The ACCC will provide its next interim report to the Treasurer in April 2019. In this report, the ACCC will provide an update on gas prices offered and agreed in the market.

Further information is available at: Gas Inquiry 2017-2020.

Note to editors

An ‘LNG netback price’ is an export parity price that represents the minimum price that a gas supplier would expect to receive when supplying gas to the domestic market that would otherwise be exported as LNG. It is calculated by taking the price that could be received for a quantity of LNG and subtracting or ‘netting back’ the costs incurred by the supplier to convert the gas to LNG and ship it to the point of delivery.

LNG netback prices are a key factor that play an important role in influencing domestic gas prices. Improved transparency on LNG netback pricing will assist to reduce the information imbalance between gas users and suppliers. The aim is to ultimately help to improve the competitive bargaining process.

The gas prices mentioned in this media release and in the ACCC’s Gas Inquiry 2017–20 Interim Report – December 2018 (unless otherwise stated) are ‘gas commodity prices’, that is, prices for the energy component of a gas supply agreement. These prices do not include any applicable transportation or other additional charges that may be passed through to gas buyers.

Lifecycle cost of production reflects the breakeven gas price for the entire cash flows of the project, including an allowance for return on investment, amortised over lifetime production volumes.

EBITDA means earnings before interest, tax, depreciation and amortisation. The ACCC calculated EBITDA by taking retailer’s revenue from gas supply and subtracting the cost of goods sold and operating costs.

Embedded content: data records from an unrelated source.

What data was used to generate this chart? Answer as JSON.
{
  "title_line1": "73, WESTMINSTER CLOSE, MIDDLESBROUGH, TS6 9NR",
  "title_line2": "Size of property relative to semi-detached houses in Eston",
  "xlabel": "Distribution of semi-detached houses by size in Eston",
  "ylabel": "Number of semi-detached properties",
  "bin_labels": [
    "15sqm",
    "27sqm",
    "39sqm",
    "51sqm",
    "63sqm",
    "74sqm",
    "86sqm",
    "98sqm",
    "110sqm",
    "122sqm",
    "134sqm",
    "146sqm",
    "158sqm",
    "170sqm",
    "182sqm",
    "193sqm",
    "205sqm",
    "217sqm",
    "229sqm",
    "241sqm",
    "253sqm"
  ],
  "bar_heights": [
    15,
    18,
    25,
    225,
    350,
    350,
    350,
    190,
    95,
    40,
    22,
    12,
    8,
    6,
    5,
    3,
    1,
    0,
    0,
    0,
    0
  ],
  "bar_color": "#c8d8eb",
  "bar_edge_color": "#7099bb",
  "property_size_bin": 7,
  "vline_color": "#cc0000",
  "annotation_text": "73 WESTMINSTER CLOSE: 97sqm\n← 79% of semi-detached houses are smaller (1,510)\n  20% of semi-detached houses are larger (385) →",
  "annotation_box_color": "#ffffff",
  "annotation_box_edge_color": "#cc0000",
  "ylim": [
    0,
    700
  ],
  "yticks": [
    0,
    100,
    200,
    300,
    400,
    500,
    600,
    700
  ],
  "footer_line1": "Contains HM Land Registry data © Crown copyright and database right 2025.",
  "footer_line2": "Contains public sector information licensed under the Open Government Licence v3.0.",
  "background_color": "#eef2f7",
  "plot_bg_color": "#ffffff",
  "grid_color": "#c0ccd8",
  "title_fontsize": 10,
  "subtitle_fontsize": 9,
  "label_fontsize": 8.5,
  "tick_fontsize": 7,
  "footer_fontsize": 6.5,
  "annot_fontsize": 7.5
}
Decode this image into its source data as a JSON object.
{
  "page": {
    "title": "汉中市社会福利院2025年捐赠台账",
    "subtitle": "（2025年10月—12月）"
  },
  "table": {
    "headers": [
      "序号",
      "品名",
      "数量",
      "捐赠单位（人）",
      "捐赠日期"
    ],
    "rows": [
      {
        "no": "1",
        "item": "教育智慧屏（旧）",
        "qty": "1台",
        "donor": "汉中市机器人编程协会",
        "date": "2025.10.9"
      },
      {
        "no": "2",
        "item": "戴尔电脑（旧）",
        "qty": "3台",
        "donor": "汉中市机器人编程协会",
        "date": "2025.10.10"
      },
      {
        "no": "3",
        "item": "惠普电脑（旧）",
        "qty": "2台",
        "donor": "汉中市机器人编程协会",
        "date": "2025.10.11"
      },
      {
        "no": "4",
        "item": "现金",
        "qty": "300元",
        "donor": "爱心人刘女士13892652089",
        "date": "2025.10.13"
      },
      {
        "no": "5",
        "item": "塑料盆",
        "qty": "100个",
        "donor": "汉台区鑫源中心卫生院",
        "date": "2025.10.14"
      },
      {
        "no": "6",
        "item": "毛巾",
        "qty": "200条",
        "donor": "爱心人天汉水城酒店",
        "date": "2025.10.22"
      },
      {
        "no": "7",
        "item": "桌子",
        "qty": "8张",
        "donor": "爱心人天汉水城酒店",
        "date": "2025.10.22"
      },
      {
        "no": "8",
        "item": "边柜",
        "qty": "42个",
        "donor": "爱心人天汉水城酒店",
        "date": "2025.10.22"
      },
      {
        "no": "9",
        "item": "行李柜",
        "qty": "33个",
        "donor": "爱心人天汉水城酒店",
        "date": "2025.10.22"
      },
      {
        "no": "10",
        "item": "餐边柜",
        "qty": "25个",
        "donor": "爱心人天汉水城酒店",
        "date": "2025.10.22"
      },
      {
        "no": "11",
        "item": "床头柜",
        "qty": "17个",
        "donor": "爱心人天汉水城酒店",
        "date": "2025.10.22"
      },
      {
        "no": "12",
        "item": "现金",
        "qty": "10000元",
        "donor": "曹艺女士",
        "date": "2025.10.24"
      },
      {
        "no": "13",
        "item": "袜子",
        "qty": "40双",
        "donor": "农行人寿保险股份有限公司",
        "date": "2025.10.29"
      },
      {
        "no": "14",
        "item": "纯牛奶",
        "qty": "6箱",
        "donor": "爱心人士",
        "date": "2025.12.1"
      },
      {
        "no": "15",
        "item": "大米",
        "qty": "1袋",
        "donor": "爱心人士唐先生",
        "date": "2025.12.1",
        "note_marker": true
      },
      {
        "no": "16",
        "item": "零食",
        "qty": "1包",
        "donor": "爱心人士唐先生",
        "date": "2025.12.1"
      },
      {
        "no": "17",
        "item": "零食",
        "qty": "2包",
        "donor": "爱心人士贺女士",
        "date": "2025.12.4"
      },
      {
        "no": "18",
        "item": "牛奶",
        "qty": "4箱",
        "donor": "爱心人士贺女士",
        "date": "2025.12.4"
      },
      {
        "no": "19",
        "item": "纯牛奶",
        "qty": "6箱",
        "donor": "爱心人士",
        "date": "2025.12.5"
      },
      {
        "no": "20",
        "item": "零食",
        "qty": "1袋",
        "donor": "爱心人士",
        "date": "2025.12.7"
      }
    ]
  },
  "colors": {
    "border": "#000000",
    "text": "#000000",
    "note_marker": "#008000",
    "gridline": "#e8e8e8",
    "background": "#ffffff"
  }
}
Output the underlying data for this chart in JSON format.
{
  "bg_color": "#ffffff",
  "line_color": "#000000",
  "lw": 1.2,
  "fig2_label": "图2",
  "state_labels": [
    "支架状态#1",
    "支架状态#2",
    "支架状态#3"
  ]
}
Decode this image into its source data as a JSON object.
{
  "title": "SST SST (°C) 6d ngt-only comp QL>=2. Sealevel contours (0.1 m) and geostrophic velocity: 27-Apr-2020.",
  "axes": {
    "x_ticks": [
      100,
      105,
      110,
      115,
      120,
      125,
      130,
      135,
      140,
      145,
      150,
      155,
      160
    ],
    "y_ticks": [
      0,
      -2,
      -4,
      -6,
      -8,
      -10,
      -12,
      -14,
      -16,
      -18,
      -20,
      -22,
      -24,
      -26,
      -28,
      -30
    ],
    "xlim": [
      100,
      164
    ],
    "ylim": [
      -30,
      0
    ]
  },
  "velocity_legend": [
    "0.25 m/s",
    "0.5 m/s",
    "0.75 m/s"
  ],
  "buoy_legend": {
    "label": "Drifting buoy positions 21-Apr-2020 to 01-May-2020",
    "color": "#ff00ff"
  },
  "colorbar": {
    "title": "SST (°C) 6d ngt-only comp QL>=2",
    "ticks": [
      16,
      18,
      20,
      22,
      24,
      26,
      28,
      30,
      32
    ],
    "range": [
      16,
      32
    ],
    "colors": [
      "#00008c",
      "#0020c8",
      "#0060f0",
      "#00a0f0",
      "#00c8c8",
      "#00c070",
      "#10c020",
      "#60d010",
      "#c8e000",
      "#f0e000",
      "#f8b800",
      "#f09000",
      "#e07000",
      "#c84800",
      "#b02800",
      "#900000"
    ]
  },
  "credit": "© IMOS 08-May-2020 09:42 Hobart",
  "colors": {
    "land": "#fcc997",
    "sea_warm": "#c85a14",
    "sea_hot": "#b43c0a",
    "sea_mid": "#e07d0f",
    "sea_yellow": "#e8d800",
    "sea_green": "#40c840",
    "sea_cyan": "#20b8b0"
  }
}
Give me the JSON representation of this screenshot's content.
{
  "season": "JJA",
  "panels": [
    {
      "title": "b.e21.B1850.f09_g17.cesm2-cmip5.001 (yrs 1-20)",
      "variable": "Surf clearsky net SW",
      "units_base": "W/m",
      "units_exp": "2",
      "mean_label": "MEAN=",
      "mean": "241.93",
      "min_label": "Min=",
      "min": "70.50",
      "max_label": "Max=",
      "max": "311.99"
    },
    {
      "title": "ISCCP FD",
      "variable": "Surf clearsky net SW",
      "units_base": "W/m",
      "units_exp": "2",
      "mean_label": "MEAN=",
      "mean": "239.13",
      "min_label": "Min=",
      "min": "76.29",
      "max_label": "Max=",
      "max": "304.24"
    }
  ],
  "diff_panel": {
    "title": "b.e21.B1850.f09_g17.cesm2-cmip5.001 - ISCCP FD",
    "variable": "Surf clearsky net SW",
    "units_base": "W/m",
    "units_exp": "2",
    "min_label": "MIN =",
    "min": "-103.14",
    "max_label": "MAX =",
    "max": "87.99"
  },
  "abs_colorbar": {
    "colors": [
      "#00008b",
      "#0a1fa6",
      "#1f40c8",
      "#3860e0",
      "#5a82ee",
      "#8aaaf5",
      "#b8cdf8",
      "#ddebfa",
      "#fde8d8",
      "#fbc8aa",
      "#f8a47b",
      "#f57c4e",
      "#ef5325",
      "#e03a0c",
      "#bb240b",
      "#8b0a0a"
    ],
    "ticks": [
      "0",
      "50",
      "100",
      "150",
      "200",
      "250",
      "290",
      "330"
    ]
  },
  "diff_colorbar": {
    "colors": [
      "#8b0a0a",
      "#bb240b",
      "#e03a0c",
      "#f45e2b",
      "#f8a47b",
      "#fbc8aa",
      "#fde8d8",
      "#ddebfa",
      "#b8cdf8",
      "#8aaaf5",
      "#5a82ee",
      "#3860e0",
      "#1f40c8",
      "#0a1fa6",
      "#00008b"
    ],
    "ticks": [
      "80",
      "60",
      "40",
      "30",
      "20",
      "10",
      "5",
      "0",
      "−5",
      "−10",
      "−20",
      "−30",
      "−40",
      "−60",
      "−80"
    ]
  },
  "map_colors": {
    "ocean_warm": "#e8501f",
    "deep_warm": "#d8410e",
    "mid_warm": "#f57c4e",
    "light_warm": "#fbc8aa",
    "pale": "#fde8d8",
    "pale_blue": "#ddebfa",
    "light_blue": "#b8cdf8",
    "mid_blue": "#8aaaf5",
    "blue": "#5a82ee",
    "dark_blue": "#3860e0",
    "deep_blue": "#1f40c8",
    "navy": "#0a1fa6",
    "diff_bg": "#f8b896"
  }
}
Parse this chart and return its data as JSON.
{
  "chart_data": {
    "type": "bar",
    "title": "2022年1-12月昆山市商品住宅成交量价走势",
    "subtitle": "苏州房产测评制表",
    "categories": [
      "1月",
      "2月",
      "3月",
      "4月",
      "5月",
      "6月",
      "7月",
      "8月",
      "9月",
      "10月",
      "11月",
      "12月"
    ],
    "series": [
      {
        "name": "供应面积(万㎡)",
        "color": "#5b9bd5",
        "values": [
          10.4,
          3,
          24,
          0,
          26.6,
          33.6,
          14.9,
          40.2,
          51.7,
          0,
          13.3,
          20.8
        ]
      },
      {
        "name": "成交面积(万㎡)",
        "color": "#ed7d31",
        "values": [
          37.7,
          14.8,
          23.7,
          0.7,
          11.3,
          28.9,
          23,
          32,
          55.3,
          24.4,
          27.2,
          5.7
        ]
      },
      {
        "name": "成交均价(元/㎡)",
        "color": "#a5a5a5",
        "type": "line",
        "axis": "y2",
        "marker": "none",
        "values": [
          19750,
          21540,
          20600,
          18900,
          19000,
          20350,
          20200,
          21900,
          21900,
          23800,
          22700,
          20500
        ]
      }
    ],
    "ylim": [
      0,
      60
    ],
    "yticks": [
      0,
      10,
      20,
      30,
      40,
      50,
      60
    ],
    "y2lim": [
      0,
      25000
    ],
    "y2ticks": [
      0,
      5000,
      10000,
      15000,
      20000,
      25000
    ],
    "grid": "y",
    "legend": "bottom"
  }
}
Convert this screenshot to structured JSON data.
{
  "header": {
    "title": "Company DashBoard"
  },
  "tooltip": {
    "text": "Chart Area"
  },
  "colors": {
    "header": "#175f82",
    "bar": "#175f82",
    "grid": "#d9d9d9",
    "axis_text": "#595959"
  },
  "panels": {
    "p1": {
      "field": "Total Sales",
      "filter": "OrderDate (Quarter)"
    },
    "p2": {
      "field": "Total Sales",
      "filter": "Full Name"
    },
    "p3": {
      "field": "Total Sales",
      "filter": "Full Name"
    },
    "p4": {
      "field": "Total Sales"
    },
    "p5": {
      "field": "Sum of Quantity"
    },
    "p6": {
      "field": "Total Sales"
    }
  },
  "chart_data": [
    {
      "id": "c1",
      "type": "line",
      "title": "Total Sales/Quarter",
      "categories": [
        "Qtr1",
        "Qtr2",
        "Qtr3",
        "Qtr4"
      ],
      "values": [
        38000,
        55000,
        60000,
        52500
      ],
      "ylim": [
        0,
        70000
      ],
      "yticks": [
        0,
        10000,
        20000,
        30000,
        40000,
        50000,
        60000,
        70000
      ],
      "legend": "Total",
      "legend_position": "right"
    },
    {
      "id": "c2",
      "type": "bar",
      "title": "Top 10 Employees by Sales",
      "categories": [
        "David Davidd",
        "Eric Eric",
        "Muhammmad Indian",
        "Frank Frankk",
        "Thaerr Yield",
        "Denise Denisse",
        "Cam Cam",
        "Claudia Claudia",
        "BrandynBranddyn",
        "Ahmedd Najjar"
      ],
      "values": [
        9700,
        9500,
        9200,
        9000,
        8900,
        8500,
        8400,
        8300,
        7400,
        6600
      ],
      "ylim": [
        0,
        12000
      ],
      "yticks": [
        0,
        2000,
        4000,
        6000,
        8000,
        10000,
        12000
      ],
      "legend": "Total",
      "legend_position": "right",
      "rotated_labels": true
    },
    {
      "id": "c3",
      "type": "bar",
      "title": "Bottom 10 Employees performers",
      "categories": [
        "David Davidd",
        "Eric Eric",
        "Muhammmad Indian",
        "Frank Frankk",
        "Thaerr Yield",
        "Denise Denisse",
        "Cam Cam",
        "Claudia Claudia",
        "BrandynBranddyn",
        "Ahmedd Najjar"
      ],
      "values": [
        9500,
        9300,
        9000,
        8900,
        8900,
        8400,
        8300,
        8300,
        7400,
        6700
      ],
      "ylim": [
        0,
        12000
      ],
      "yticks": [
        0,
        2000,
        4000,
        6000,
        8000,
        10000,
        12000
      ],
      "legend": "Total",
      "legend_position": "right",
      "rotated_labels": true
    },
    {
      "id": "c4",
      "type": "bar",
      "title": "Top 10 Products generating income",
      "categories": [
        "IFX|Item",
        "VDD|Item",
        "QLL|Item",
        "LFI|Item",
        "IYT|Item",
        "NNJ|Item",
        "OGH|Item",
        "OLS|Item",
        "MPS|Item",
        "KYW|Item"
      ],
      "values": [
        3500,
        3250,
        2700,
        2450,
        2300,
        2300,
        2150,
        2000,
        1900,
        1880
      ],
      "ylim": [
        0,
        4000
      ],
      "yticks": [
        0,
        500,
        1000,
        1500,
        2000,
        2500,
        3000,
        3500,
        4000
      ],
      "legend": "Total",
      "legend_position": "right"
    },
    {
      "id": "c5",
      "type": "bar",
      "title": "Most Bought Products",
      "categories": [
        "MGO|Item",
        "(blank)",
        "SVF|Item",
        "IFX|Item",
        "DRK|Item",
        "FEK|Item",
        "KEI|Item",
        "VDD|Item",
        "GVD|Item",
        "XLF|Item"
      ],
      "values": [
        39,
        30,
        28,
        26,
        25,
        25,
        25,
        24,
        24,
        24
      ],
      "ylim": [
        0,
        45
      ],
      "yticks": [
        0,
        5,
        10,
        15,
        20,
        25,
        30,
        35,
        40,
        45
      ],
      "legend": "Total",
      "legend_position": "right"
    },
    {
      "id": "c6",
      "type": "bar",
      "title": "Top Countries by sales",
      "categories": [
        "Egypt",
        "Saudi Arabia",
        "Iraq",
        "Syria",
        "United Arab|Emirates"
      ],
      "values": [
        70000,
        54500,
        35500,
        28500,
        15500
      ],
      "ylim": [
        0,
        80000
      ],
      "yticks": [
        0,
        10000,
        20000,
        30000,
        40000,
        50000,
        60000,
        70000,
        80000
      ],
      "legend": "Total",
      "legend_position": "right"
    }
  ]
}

On 19 April 2017 the Australian Government directed the ACCC to conduct a new, wide-ranging inquiry into the supply of and demand for wholesale gas in Australia, as well as to publish regular information on the supply and pricing of gas for the next three years.

The ACCC is required to submit interim reports no less frequently than every six months and provide information to the market as appropriate, with a final report to be submitted by 30 April 2020.